Alpha Centauri is the closest star system to our solar system, located just over four light years away. First discovered in 1915, Alpha Centauri has been an object of fascination among astronomers and, interestingly, lawmakers; back in 2016, U.S. lawmakers pushed NASA to find ways to get to Alpha Centauri by 2069, the 100th anniversary of the moon landing.
The problem, however, is that even though 4 light years sounds relatively small given the overall size of the universe, available technology could not get a crew there in a human lifetime. Conventional rockets, for example, could still take an estimated 80,000 years to get there. That’s why new approaches are needed if we are to get to Alpha Centauri.

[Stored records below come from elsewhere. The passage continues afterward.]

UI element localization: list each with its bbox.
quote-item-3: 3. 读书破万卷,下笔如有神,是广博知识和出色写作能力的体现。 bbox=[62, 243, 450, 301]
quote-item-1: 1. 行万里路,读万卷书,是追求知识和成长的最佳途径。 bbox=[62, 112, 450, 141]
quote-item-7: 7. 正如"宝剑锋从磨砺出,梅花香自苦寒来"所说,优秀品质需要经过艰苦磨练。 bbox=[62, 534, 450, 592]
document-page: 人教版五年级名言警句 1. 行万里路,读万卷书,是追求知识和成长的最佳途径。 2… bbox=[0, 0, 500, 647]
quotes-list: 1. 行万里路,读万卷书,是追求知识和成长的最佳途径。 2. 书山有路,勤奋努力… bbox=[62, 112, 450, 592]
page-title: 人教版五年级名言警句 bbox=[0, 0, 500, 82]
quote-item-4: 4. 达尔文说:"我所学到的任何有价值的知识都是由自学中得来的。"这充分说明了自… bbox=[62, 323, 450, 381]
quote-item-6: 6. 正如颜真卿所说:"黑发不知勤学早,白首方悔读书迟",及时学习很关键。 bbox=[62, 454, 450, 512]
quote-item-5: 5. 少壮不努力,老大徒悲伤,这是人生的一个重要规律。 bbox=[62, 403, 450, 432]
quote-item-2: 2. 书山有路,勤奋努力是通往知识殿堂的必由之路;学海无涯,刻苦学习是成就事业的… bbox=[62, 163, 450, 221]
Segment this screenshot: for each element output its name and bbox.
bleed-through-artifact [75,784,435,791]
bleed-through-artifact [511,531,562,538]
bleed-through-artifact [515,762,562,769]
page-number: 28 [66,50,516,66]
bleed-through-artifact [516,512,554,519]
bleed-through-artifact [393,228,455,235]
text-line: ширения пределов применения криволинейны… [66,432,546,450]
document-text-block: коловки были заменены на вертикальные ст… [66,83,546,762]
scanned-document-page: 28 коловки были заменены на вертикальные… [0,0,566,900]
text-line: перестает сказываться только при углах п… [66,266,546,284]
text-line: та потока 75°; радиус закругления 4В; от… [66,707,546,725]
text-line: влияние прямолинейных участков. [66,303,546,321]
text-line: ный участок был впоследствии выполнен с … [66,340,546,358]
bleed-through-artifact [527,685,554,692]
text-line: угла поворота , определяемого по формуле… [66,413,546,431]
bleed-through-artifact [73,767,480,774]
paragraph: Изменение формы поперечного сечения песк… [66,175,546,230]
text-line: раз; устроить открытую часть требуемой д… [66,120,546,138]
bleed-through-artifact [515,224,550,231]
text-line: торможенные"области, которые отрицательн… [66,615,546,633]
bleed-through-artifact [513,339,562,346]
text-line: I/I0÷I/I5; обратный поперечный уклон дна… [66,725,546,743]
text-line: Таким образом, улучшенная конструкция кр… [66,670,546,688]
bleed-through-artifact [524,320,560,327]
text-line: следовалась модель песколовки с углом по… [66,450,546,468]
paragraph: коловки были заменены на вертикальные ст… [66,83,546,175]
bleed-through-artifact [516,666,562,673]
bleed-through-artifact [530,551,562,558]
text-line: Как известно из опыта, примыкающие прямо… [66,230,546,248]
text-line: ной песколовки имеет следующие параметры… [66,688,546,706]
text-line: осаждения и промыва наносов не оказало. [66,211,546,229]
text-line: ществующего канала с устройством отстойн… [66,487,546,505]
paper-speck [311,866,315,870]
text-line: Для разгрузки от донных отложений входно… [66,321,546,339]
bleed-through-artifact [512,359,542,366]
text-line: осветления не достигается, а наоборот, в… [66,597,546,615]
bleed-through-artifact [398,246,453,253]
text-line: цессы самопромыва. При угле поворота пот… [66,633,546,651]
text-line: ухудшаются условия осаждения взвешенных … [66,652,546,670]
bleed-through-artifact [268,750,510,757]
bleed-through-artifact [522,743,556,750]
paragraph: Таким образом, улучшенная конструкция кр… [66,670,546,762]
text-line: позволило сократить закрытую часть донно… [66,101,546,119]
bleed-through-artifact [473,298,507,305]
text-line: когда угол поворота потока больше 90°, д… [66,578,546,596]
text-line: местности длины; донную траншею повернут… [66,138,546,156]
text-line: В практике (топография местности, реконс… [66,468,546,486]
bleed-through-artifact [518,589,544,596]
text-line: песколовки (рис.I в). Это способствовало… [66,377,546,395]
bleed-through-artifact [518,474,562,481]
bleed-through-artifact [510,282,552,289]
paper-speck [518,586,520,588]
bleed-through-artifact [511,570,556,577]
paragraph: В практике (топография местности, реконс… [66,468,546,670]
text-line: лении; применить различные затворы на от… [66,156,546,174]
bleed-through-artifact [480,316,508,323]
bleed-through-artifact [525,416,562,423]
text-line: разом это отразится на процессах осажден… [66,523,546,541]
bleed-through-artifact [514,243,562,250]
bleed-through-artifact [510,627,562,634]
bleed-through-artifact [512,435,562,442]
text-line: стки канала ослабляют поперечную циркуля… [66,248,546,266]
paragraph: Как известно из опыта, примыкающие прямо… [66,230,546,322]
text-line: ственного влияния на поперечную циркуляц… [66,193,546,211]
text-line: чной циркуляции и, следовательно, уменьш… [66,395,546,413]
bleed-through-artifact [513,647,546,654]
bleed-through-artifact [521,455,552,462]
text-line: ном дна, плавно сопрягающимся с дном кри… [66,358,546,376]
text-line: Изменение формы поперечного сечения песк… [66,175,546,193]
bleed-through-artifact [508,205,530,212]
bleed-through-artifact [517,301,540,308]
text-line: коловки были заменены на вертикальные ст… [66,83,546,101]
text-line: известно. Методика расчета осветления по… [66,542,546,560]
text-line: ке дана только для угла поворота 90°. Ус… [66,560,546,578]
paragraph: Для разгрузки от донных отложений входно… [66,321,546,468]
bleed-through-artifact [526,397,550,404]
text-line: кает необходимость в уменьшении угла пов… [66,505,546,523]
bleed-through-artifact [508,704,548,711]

A group of researchers at UCLA (part of the Breakthrough Starshot Initiative) are doing just that. Together, they’ve focused their efforts on designing a sail (think—cloth sails that moved ships across oceans) that uses light itself to move things through space. If the sail works as intended, it could currently move something as small as a microchip at a fraction of the speed of light, cutting the time to Alpha Centauri to almost 20 years.
The specifications for the sail are outlined in several papers published in Nano Letters.

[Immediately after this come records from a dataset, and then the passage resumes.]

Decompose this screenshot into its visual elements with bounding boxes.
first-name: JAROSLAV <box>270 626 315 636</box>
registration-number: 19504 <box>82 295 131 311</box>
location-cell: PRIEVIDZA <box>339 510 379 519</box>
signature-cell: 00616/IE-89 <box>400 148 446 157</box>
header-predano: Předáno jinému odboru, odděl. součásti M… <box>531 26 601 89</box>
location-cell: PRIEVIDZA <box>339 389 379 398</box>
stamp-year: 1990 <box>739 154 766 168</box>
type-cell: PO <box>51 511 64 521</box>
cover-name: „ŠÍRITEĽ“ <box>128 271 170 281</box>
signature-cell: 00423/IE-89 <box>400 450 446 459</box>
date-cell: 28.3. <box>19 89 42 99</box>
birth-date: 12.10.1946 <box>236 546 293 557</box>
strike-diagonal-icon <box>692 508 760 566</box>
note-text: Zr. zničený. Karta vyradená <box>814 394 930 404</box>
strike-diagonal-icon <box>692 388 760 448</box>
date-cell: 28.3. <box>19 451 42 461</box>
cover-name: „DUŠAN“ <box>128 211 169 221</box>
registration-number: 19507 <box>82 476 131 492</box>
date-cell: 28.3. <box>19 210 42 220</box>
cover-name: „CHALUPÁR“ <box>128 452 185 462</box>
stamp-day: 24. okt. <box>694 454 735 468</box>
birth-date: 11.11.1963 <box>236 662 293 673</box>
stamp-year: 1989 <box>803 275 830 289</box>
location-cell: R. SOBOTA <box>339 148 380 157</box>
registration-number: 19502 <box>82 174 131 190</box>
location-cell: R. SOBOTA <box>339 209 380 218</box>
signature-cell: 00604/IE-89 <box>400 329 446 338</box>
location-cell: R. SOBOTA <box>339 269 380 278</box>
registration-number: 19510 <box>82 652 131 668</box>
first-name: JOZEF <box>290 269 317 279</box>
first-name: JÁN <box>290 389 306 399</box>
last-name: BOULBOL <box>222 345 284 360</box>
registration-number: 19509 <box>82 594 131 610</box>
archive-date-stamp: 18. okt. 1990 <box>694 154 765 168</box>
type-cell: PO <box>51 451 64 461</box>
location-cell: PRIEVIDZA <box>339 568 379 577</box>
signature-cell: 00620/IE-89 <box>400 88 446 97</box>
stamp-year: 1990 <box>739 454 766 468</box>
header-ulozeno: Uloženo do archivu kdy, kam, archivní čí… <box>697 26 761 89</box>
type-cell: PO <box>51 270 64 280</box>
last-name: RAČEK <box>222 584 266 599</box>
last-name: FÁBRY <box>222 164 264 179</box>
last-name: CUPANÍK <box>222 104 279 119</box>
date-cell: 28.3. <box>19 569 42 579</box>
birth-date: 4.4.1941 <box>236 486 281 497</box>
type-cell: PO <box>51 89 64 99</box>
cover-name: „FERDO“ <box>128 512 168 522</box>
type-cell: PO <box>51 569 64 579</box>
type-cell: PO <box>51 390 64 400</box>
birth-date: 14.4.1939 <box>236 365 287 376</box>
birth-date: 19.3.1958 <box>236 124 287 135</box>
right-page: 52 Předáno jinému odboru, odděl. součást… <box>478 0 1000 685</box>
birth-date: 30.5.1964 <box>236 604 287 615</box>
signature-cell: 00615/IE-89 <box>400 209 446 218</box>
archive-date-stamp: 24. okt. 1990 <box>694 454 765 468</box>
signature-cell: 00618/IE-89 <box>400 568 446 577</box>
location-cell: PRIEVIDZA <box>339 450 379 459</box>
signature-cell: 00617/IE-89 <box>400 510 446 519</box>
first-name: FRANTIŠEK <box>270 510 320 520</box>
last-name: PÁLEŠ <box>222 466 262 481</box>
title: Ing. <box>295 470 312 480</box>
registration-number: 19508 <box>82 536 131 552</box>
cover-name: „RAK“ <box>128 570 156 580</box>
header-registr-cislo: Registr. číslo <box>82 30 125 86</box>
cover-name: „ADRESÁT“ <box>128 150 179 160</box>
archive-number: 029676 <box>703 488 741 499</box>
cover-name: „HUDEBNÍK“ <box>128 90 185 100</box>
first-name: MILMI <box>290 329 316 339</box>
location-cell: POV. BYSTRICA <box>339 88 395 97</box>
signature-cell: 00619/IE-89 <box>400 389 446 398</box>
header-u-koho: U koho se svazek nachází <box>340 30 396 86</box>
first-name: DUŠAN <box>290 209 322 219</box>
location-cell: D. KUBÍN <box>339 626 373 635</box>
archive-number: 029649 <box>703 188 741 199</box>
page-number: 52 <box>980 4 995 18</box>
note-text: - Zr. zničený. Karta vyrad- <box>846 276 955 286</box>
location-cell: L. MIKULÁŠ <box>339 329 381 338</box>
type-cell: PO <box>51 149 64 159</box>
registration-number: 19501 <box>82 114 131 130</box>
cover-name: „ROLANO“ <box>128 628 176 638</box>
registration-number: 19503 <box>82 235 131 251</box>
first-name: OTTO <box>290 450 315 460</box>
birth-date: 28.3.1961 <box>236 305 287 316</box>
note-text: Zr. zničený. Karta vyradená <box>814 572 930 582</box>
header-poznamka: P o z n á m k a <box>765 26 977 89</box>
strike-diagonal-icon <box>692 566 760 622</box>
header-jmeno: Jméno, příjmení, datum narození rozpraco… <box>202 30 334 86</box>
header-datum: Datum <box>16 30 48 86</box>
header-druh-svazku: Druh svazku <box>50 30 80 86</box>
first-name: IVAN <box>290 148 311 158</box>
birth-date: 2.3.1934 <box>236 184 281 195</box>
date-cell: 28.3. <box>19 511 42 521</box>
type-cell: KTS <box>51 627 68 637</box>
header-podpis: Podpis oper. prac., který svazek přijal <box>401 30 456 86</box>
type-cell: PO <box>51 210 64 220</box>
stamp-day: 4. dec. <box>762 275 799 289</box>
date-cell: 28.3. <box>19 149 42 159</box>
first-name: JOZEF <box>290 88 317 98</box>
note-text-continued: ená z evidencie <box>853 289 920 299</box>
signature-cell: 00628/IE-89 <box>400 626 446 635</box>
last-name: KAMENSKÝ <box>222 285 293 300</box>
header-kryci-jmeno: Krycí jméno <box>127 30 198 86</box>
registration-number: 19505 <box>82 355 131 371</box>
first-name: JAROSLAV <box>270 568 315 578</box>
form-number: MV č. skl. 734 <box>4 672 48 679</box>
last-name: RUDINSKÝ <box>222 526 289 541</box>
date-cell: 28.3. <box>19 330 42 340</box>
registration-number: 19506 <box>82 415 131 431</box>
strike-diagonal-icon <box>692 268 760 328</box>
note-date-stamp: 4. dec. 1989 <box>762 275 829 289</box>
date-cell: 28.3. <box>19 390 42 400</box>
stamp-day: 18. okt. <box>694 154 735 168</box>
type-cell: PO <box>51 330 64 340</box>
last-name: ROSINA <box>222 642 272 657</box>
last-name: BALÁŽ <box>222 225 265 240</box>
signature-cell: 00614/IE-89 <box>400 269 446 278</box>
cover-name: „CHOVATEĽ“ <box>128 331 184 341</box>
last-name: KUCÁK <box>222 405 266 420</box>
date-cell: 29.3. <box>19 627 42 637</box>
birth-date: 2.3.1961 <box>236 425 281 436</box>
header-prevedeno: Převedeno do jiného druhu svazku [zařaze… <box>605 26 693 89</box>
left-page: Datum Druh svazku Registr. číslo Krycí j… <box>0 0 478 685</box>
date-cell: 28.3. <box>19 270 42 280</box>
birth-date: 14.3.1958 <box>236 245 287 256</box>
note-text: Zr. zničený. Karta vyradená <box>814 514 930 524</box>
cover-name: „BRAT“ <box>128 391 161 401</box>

One of the papers outlines the sail's proposed structure, which researchers argue should not be a flat sheet but, instead, should curve, like a billowing sail. Such an approach could reduce the risk of tearing, a big risk considering that the sail would be moving at a fraction of the speed of light. In the curved design, light photons would fill the curved space, helping propel objects through space.
The other paper describes how the sail could radiate excess heat, something that could be a problem given the lasers needed to provide the light energy to the sail to help it move.
Researchers note that while the specifications for their sail represents a significant step forward, there is much to be done to build something that is functionally capable of carrying actual humans that distance.